Rebecca Ginsburg, who is co-founder and director of the Education Justice Project, will give the convocation address at noon Jan. 21 in Dahl Chapel and Auditorium. Free and open to the public, the convocation will also feature student dance and spoken word performances. Jazz vocalist Semenya McCord will perform a guest solo.
Monmouth afternoon classes will be canceled so students can participate in service activities that commemorate King’s legacy. They will have the opportunity to volunteer at several community venues, including the Warren County YMCA, Legacy Estates, Courtyard Estates, the Warren County United Way and Western Illinois Animal Rescue.
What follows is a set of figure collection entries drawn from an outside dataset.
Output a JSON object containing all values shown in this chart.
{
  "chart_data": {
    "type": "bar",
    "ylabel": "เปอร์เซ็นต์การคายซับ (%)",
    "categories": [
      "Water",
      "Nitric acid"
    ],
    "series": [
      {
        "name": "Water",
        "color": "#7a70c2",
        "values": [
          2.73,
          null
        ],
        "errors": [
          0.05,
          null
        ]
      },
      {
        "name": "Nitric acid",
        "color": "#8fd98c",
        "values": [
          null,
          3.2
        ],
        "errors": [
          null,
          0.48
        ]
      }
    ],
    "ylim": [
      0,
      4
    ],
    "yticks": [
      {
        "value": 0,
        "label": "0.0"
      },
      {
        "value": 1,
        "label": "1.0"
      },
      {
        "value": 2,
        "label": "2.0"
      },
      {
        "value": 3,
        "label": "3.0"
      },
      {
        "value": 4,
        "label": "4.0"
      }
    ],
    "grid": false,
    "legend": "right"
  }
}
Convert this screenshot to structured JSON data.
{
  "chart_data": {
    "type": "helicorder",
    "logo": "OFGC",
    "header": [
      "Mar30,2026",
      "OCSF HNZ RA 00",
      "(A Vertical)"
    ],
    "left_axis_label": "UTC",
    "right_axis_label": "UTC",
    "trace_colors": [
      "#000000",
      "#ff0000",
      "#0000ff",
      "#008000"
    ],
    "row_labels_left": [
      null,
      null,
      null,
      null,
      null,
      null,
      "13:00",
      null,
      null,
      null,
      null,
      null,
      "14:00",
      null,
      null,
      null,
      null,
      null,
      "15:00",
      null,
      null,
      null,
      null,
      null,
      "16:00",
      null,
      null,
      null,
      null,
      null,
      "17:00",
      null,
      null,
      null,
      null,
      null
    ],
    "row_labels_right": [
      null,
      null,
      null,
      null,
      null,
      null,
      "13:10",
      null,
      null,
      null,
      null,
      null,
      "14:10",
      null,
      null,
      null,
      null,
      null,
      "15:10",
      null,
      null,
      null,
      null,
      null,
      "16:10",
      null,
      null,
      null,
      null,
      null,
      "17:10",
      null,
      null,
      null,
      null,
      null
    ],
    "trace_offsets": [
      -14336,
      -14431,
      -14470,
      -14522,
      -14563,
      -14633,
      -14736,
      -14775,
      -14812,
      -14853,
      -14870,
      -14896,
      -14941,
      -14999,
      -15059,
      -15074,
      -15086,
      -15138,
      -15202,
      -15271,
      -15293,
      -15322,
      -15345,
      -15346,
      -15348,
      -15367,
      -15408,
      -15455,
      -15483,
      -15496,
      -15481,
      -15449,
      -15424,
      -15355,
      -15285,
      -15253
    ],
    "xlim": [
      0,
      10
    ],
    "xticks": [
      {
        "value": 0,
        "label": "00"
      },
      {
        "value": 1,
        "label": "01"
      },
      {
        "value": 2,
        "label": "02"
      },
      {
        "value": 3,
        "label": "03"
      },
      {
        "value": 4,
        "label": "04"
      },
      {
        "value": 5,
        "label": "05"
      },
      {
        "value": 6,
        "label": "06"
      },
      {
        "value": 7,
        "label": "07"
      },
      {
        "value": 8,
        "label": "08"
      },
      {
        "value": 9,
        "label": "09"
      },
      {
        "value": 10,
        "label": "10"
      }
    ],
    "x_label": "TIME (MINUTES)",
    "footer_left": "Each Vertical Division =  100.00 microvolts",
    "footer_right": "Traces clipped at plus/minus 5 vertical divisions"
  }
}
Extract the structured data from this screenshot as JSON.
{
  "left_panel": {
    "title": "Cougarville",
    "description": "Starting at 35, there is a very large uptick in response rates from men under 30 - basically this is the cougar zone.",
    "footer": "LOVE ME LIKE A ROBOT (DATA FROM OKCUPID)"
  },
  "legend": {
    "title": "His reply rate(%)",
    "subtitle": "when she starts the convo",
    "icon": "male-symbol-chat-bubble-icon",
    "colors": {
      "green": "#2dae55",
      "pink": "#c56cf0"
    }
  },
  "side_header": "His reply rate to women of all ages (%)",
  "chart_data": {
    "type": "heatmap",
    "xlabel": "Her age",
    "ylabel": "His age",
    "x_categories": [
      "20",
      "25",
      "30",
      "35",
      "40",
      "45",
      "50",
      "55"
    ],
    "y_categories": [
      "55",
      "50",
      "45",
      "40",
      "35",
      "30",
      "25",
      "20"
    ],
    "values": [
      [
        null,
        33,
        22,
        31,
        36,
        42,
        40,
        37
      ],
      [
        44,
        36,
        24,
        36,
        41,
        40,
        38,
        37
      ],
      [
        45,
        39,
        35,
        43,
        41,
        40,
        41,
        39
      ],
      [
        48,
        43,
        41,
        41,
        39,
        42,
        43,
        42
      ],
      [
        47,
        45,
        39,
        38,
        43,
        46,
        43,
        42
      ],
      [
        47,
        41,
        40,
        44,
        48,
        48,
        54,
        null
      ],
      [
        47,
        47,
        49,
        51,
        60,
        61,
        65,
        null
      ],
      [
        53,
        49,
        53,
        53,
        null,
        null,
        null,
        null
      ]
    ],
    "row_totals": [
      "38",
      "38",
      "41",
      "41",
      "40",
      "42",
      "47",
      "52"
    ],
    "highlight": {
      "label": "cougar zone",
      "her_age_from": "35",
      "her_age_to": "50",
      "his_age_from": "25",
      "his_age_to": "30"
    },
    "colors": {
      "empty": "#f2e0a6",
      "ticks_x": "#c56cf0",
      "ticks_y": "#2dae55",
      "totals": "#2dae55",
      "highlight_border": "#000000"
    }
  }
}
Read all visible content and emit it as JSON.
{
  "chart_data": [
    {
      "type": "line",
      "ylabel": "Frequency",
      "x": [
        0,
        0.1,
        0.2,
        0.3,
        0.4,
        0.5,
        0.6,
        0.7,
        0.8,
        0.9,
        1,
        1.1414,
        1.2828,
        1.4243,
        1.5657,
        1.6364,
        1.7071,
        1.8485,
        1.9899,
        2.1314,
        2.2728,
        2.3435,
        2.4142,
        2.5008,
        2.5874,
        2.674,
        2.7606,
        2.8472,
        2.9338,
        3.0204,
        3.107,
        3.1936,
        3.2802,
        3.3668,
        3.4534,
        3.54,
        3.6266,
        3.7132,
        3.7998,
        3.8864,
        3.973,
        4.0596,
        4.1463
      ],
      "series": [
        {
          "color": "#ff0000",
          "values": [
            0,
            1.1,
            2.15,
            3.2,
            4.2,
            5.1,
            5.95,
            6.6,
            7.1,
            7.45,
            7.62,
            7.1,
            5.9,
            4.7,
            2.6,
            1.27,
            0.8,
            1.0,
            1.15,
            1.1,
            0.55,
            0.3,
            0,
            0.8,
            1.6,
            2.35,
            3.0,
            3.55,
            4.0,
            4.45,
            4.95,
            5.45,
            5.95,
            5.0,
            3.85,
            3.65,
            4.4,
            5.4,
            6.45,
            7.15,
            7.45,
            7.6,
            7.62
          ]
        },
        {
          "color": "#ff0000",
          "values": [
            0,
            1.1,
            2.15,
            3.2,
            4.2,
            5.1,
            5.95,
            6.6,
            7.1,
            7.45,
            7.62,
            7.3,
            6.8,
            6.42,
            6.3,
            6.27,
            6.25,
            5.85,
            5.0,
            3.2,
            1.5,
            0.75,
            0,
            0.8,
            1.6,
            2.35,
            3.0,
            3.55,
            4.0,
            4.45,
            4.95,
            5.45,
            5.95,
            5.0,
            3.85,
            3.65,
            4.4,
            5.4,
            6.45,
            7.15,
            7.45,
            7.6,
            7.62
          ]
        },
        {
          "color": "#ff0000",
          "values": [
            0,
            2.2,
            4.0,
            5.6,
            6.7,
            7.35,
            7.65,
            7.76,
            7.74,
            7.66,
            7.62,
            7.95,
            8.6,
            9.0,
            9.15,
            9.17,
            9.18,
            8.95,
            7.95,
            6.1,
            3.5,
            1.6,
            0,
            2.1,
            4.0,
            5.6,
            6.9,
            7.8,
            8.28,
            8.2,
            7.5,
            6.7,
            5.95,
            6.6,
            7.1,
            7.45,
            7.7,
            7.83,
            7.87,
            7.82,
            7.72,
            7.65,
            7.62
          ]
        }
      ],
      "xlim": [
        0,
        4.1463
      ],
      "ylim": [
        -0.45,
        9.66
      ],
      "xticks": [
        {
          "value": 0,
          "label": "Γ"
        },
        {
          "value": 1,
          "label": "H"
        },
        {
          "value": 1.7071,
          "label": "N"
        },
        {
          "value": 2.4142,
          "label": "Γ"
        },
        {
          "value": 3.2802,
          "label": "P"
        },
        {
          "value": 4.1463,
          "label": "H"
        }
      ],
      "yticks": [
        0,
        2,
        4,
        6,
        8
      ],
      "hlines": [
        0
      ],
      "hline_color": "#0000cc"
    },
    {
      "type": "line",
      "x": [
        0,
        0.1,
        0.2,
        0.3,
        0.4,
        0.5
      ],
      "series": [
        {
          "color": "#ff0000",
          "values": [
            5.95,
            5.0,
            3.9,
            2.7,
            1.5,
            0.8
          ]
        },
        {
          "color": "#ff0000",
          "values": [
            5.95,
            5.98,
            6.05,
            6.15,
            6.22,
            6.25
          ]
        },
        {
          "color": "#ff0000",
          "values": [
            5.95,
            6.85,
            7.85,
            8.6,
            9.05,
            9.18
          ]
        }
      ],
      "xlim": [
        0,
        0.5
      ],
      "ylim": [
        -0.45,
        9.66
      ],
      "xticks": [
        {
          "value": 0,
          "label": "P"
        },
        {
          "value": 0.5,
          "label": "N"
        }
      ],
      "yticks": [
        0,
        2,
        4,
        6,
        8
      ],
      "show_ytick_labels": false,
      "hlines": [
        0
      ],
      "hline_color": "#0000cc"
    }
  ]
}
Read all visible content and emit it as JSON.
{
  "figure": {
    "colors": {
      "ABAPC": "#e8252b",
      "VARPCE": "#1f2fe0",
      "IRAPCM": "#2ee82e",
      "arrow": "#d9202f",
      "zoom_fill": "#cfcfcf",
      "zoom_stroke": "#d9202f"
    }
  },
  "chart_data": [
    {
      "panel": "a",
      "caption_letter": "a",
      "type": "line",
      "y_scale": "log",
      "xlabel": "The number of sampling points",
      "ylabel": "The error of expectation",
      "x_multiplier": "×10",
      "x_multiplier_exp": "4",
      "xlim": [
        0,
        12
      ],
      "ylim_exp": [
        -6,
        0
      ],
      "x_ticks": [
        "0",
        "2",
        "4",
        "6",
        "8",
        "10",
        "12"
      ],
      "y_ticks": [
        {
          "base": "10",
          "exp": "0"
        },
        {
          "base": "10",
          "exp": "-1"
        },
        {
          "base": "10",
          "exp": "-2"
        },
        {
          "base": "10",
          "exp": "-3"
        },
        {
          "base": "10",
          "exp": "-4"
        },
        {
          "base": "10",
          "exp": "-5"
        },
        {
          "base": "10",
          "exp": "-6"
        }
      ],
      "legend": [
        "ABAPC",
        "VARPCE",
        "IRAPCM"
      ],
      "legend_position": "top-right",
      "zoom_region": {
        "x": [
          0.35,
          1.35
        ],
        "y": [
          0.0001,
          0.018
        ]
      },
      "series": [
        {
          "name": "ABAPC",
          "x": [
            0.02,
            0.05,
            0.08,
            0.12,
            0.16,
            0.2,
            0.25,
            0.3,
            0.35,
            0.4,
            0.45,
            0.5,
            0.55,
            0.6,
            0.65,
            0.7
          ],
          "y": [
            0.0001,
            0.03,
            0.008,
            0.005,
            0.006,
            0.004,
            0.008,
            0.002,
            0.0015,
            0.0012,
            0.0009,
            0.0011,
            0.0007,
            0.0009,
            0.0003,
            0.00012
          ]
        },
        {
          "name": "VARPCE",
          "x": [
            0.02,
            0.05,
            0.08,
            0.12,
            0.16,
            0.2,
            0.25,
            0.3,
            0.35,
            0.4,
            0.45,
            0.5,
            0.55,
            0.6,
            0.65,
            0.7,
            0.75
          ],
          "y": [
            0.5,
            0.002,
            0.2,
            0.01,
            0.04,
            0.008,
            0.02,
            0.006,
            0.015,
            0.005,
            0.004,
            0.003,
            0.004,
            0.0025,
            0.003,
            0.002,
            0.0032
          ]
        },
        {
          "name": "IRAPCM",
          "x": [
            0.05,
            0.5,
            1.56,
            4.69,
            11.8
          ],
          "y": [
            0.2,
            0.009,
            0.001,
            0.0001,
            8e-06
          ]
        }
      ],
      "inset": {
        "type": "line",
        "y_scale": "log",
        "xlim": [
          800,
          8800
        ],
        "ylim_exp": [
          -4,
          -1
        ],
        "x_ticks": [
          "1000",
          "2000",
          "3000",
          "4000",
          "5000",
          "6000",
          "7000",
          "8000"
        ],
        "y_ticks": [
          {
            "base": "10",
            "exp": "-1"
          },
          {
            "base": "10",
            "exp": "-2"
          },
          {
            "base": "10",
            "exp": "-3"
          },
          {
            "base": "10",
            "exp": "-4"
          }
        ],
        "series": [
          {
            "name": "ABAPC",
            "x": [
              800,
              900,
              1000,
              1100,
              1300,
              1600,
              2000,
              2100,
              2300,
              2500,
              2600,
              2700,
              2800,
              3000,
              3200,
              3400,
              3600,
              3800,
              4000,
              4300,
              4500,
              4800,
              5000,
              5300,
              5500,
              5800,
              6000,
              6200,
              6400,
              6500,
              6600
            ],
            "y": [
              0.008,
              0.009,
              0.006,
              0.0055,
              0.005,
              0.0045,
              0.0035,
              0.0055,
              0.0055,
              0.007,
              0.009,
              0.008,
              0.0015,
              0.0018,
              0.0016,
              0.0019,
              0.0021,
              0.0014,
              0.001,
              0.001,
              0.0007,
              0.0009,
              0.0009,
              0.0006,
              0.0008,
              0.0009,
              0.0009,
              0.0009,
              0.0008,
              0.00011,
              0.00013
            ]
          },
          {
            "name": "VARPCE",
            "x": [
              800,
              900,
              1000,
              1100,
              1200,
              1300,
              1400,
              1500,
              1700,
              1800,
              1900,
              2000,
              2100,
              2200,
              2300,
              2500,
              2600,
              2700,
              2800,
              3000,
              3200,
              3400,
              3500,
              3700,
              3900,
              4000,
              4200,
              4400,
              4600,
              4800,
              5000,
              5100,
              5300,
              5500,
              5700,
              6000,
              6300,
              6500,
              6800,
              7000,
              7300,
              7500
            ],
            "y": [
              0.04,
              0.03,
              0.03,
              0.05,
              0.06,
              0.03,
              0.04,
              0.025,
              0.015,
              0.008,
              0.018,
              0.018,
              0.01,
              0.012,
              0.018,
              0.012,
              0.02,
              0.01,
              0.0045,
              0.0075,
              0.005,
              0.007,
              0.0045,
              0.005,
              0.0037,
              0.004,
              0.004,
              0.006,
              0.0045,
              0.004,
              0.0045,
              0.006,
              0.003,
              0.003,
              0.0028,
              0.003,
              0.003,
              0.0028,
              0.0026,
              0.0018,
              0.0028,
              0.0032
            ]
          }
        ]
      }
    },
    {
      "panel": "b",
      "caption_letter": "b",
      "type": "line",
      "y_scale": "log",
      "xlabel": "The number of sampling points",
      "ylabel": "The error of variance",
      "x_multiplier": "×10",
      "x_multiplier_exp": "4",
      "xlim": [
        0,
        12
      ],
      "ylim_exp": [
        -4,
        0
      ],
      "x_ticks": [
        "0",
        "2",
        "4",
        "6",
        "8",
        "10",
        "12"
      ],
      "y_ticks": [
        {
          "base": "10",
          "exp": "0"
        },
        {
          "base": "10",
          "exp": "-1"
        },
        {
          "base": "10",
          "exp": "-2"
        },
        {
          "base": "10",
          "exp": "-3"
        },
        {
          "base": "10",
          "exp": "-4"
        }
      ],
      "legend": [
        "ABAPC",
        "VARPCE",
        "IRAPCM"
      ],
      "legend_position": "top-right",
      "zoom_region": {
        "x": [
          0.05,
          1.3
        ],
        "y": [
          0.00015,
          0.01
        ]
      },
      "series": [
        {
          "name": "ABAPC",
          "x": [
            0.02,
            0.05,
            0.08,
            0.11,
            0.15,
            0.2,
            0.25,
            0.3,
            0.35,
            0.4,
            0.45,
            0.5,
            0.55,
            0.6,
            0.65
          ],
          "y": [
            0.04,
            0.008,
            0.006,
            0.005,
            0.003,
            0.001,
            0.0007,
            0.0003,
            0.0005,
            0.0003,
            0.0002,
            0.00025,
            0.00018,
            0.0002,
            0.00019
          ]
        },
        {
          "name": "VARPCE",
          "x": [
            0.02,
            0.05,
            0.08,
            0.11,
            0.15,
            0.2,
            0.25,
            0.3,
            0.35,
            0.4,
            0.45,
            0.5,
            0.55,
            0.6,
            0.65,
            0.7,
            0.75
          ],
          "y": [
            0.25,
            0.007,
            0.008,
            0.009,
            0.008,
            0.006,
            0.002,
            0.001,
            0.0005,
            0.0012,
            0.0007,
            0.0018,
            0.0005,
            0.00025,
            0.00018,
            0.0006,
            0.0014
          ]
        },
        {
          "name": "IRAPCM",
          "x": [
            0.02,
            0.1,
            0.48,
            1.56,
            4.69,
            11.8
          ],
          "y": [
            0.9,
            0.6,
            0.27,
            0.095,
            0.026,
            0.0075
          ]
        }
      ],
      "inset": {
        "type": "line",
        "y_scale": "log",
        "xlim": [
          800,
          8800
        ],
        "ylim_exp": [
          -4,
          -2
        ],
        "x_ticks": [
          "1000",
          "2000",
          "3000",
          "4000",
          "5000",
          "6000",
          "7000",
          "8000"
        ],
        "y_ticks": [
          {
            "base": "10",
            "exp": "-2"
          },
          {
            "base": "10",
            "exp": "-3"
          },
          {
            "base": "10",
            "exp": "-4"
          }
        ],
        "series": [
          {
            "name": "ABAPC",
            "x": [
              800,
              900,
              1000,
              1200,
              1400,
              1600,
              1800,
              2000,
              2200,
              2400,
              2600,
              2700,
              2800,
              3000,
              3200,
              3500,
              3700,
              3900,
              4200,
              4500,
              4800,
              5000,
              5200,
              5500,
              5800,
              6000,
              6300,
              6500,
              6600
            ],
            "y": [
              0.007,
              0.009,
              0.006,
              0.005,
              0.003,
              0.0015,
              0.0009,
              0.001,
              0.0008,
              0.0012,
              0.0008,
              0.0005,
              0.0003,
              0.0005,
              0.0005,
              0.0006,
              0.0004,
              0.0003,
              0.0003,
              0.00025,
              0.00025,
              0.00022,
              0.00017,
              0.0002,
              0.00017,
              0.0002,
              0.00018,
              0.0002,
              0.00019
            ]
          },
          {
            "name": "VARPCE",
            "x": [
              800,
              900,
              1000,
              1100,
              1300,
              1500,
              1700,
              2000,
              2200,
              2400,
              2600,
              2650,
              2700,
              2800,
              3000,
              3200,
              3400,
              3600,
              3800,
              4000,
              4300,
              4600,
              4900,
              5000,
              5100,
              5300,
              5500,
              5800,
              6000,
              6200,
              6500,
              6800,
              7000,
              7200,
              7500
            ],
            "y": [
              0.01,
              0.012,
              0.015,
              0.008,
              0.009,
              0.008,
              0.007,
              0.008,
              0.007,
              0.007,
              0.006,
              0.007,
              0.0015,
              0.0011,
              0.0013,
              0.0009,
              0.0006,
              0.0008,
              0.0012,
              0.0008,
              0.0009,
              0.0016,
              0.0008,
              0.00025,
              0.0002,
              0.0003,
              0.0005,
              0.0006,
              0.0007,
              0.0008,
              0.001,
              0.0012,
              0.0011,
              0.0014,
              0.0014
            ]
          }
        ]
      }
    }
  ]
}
Ginsburg founded the Education Justice Project in 2006 at the University of Illinois, where she is a professor of education. The Education Justice Project offers for-credit courses and co-curricular activities to men incarcerated at Danville (Ill.) Correctional Center, a medium-security state prison. It also includes outreach with family members and friends of incarcerated people, produces reentry guides, and promotes critical discussion of issues related to incarceration and criminal justice on the Illinois campus and in the community.
Monmouth philosophy and religious studies professor Dan Ott, who has taken a leadership role in organizing the King Day events on campus, said that this year’s convocation speaks to what King called the “evil triplets” – racism, poverty and war.
“There’s little doubt that were King alive today, he would point to mass incarceration as deeply rooted in at least the first two problems and possibly its own fourth category of social illness,” said Ott. “For this reason, we see Rebecca Ginsburg’s work on incarceration and criminal justice as an extension of King’s legacy.”